Religion
- Affiliation: Islam – Sunni
- Province: Special Region of Yogyakarta

Location
- Location: Yogyakarta
- Country: Indonesia
- Interactive map of Kotagede Silver Mosque Masjid Perak Kotagede

Architecture
- Type: Mosque
- Style: Javanese vernacular
- Established: 1937

= Kotagede Silver Mosque =

Mosque in Yogyakarta, Indonesia

Kotagede Silver Mosque (Masjid Perak Kotagede) (Javanese: ꦩꦱ꧀ꦗꦶꦢ꧀ꦥꦼꦫꦏ꧀ꦏꦺꦴꦠꦒꦼꦢꦼ), or as it is more widely known, Silver Mosque (Indonesian: Masjid Perak), is a historical mosque complex in Yogyakarta, Indonesia.

== History ==
Construction of the Kotagede Silver Mosque began in 1937 under the auspices of Muhammadiyah to serve the religious needs of the local Muslim community. At the time, it became the second mosque built in the Kotagede area, following the more well-known Great Mosque of Mataram (Indonesian: Masjid Gedhe Mataram). The mosque was officially inaugurated and opened for public worship on January 12, 1940.

The mosque played a significant role during Indonesia’s fight for independence. It served as a gathering point for members of Laskar Hizbullah, an Islamic paramilitary group, before they headed to the front lines to resist Dutch colonial forces.

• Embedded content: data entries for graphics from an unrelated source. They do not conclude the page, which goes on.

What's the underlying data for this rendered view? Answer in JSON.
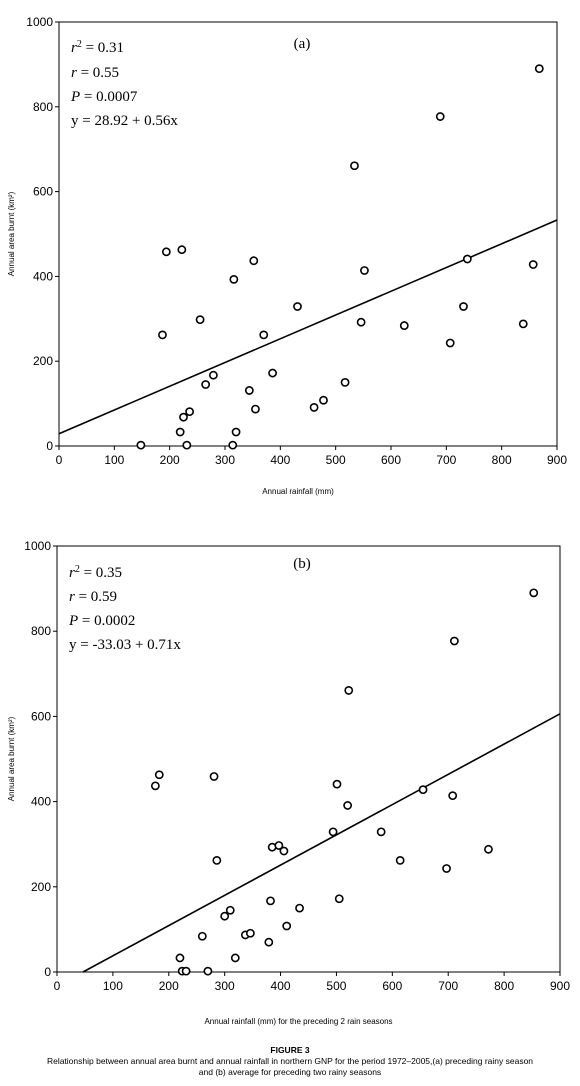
{
  "figure": {
    "label": "FIGURE 3",
    "caption_line1": "Relationship between annual area burnt and annual rainfall in northern GNP for the period 1972–2005,(a) preceding rainy season",
    "caption_line2": "and (b) average for preceding two rainy seasons"
  },
  "chart_data": [
    {
      "type": "scatter",
      "panel_label": "(a)",
      "xlabel": "Annual rainfall (mm)",
      "ylabel": "Annual area  burnt (km²)",
      "xlim": [
        0,
        900
      ],
      "ylim": [
        0,
        1000
      ],
      "xticks": [
        0,
        100,
        200,
        300,
        400,
        500,
        600,
        700,
        800,
        900
      ],
      "yticks": [
        0,
        200,
        400,
        600,
        800,
        1000
      ],
      "stats": {
        "r2_label": "r",
        "r2_sup": "2",
        "r2_value": " = 0.31",
        "r_label": "r",
        "r_value": " = 0.55",
        "p_label": "P",
        "p_value": " = 0.0007",
        "equation": "y = 28.92 + 0.56x"
      },
      "regression": {
        "intercept": 28.92,
        "slope": 0.56,
        "x_range": [
          0,
          900
        ]
      },
      "points": [
        [
          148,
          2
        ],
        [
          187,
          262
        ],
        [
          194,
          458
        ],
        [
          219,
          33
        ],
        [
          222,
          463
        ],
        [
          225,
          68
        ],
        [
          231,
          2
        ],
        [
          236,
          81
        ],
        [
          255,
          298
        ],
        [
          265,
          145
        ],
        [
          279,
          167
        ],
        [
          314,
          2
        ],
        [
          316,
          393
        ],
        [
          320,
          33
        ],
        [
          344,
          131
        ],
        [
          352,
          437
        ],
        [
          355,
          87
        ],
        [
          370,
          262
        ],
        [
          386,
          172
        ],
        [
          431,
          329
        ],
        [
          461,
          91
        ],
        [
          478,
          108
        ],
        [
          517,
          150
        ],
        [
          534,
          661
        ],
        [
          546,
          292
        ],
        [
          552,
          414
        ],
        [
          624,
          284
        ],
        [
          689,
          777
        ],
        [
          707,
          243
        ],
        [
          731,
          329
        ],
        [
          738,
          441
        ],
        [
          839,
          288
        ],
        [
          857,
          428
        ],
        [
          868,
          890
        ]
      ]
    },
    {
      "type": "scatter",
      "panel_label": "(b)",
      "xlabel": "Annual rainfall (mm) for the  preceding 2 rain seasons",
      "ylabel": "Annual area  burnt (km²)",
      "xlim": [
        0,
        900
      ],
      "ylim": [
        0,
        1000
      ],
      "xticks": [
        0,
        100,
        200,
        300,
        400,
        500,
        600,
        700,
        800,
        900
      ],
      "yticks": [
        0,
        200,
        400,
        600,
        800,
        1000
      ],
      "stats": {
        "r2_label": "r",
        "r2_sup": "2",
        "r2_value": " = 0.35",
        "r_label": "r",
        "r_value": " = 0.59",
        "p_label": "P",
        "p_value": " = 0.0002",
        "equation": "y = -33.03 + 0.71x"
      },
      "regression": {
        "intercept": -33.03,
        "slope": 0.71,
        "x_range": [
          46.5,
          900
        ]
      },
      "points": [
        [
          176,
          437
        ],
        [
          183,
          463
        ],
        [
          220,
          33
        ],
        [
          224,
          2
        ],
        [
          231,
          2
        ],
        [
          260,
          84
        ],
        [
          270,
          2
        ],
        [
          281,
          459
        ],
        [
          286,
          262
        ],
        [
          300,
          131
        ],
        [
          310,
          145
        ],
        [
          319,
          33
        ],
        [
          337,
          87
        ],
        [
          346,
          91
        ],
        [
          379,
          70
        ],
        [
          382,
          167
        ],
        [
          385,
          293
        ],
        [
          397,
          297
        ],
        [
          406,
          284
        ],
        [
          411,
          108
        ],
        [
          434,
          150
        ],
        [
          494,
          329
        ],
        [
          501,
          441
        ],
        [
          505,
          172
        ],
        [
          520,
          391
        ],
        [
          522,
          661
        ],
        [
          580,
          329
        ],
        [
          614,
          262
        ],
        [
          655,
          428
        ],
        [
          697,
          243
        ],
        [
          708,
          414
        ],
        [
          711,
          777
        ],
        [
          772,
          288
        ],
        [
          853,
          890
        ]
      ]
    }
  ]
}
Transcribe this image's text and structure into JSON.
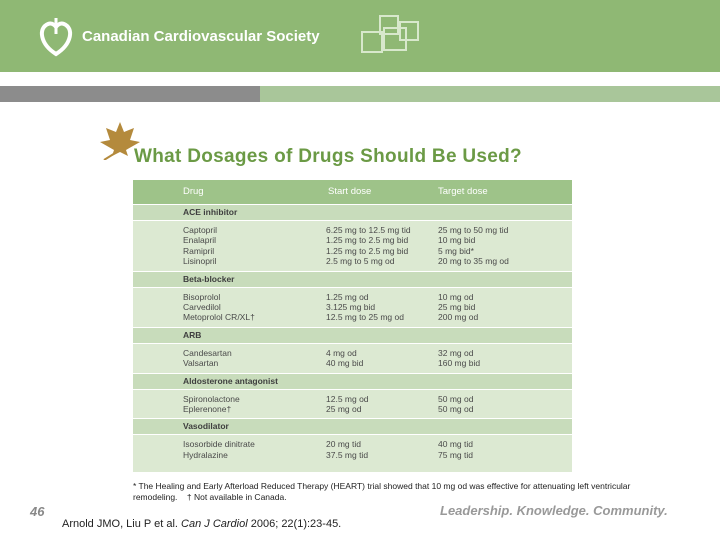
{
  "header": {
    "organization": "Canadian Cardiovascular Society"
  },
  "title": "What Dosages of Drugs Should Be Used?",
  "table": {
    "columns": [
      "Drug",
      "Start dose",
      "Target dose"
    ],
    "sections": [
      {
        "name": "ACE inhibitor",
        "rows": [
          [
            "Captopril",
            "6.25 mg to 12.5 mg tid",
            "25 mg to 50 mg tid"
          ],
          [
            "Enalapril",
            "1.25 mg to 2.5 mg bid",
            "10 mg bid"
          ],
          [
            "Ramipril",
            "1.25 mg to 2.5 mg bid",
            "5 mg bid*"
          ],
          [
            "Lisinopril",
            "2.5 mg to 5 mg od",
            "20 mg to 35 mg od"
          ]
        ]
      },
      {
        "name": "Beta-blocker",
        "rows": [
          [
            "Bisoprolol",
            "1.25 mg od",
            "10 mg od"
          ],
          [
            "Carvedilol",
            "3.125 mg bid",
            "25 mg bid"
          ],
          [
            "Metoprolol CR/XL†",
            "12.5 mg to 25 mg od",
            "200 mg od"
          ]
        ]
      },
      {
        "name": "ARB",
        "rows": [
          [
            "Candesartan",
            "4 mg od",
            "32 mg od"
          ],
          [
            "Valsartan",
            "40 mg bid",
            "160 mg bid"
          ]
        ]
      },
      {
        "name": "Aldosterone antagonist",
        "rows": [
          [
            "Spironolactone",
            "12.5 mg od",
            "50 mg od"
          ],
          [
            "Eplerenone†",
            "25 mg od",
            "50 mg od"
          ]
        ]
      },
      {
        "name": "Vasodilator",
        "rows": [
          [
            "Isosorbide dinitrate",
            "20 mg tid",
            "40 mg tid"
          ],
          [
            "Hydralazine",
            "37.5 mg tid",
            "75 mg tid"
          ]
        ]
      }
    ]
  },
  "footnote": "* The Healing and Early Afterload Reduced Therapy (HEART) trial showed that 10 mg od was effective for attenuating left ventricular remodeling.    † Not available in Canada.",
  "page_number": "46",
  "citation": {
    "authors": "Arnold JMO, Liu P et al.",
    "journal": "Can J Cardiol",
    "details": "2006; 22(1):23-45."
  },
  "tagline": "Leadership. Knowledge. Community."
}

Interestingly, the name "Silver Mosque" is not derived from the silver craftsmen for which Kotagede is famous. Instead, it is believed to have originated from a linguistic connection between the Indonesian word for silver, perak, and the Arabic word firoq, which means “separator.” Symbolically, the mosque is thought to serve as a place where people can separate themselves from worldly distractions and find spiritual clarity.

== Architecture ==
Originally, the Kotagede Silver Mosque featured traditional Javanese architectural elements, reflecting the local cultural and religious heritage. However, it sustained severe damage during the devastating 2006 Yogyakarta earthquake. Due to the extent of the destruction, the mosque was dismantled and underwent a complete reconstruction from 2009 to 2013. Despite the rebuilding, the new structure faithfully follows the design of the original, preserving its cultural and historical identity. Some decorative features from the old mosque were carefully restored and integrated into the new building, maintaining a tangible link to the mosque’s past.